Les spécificités sectorielles (activité saisonnière, professions libérales, bâtiment, etc.) devraient être mieux prises en compte et les aides affinées afin de s’y adapter et de gagner en efficacité. Quinze propositions concrètes pour le secteur agricole ont ainsi été transmises au ministre.

Troisièmement, les exigences des établissements bancaires pour accorder des prêts, pourtant garantis à 90 % par l’État, demeurent hétérogènes et parfois excessives (demande de visite médicale à l’emprunteur, de caution personnelle, de documents impossibles à élaborer, etc.). elle demande la mise en place d’un Médiateur National du Crédit comme lors de la crise de 2008

Quatrièmement, la commission juge primordial un sursaut européen. La Commission européenne dispose en effet d’outils non encore actionnés (par exemple, afin de soutenir les filières agricoles face au risque de surproduction) et certains correctifs devraient être apportés aux politiques européennes comme la PAC afin de mieux prendre en compte les ravages de cette crise sur la résilience de notre secteur agricole.

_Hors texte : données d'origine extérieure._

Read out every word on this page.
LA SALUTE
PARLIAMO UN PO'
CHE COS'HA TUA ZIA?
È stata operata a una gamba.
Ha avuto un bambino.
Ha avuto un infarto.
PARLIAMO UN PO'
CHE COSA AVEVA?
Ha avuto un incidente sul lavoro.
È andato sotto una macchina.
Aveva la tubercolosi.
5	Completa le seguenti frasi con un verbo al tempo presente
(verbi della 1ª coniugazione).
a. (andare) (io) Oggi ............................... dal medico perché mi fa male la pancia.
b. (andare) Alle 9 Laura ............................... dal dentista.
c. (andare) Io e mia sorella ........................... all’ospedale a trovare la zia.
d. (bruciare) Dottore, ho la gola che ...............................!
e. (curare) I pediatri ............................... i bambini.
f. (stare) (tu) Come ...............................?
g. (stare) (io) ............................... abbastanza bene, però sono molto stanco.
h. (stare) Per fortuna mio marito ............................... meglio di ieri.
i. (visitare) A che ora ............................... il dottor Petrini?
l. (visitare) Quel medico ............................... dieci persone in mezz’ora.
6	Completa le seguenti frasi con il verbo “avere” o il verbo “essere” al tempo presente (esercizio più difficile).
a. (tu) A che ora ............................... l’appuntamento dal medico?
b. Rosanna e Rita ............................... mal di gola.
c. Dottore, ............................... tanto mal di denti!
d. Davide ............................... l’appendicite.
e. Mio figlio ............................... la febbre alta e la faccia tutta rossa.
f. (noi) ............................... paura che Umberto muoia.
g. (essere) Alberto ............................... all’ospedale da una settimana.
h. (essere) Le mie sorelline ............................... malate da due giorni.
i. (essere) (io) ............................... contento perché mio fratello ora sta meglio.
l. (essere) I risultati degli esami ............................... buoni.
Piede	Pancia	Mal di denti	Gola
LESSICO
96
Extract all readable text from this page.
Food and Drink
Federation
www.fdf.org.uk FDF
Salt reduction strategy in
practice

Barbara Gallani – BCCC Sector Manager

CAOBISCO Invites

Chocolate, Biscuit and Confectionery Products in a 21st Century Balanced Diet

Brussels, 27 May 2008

Elle conclut en disant :  « nous devons poursuivre deux objectifs : sauver le tissu économique de nos territoires dès aujourd’hui, et préparer le monde d’après. Cette crise révèle que des transformations de notre façon de produire ou de consommer sont nécessaires. Pour ne citer qu’un exemple, le confinement met en lumière combien il est important et urgent pour nos PME de se numériser et de se moderniser afin de diversifier les canaux de vente. Il s’agit d’un constat maintes fois mis en avant, mais qui n’a jamais paru aussi vital qu’aujourd’hui ».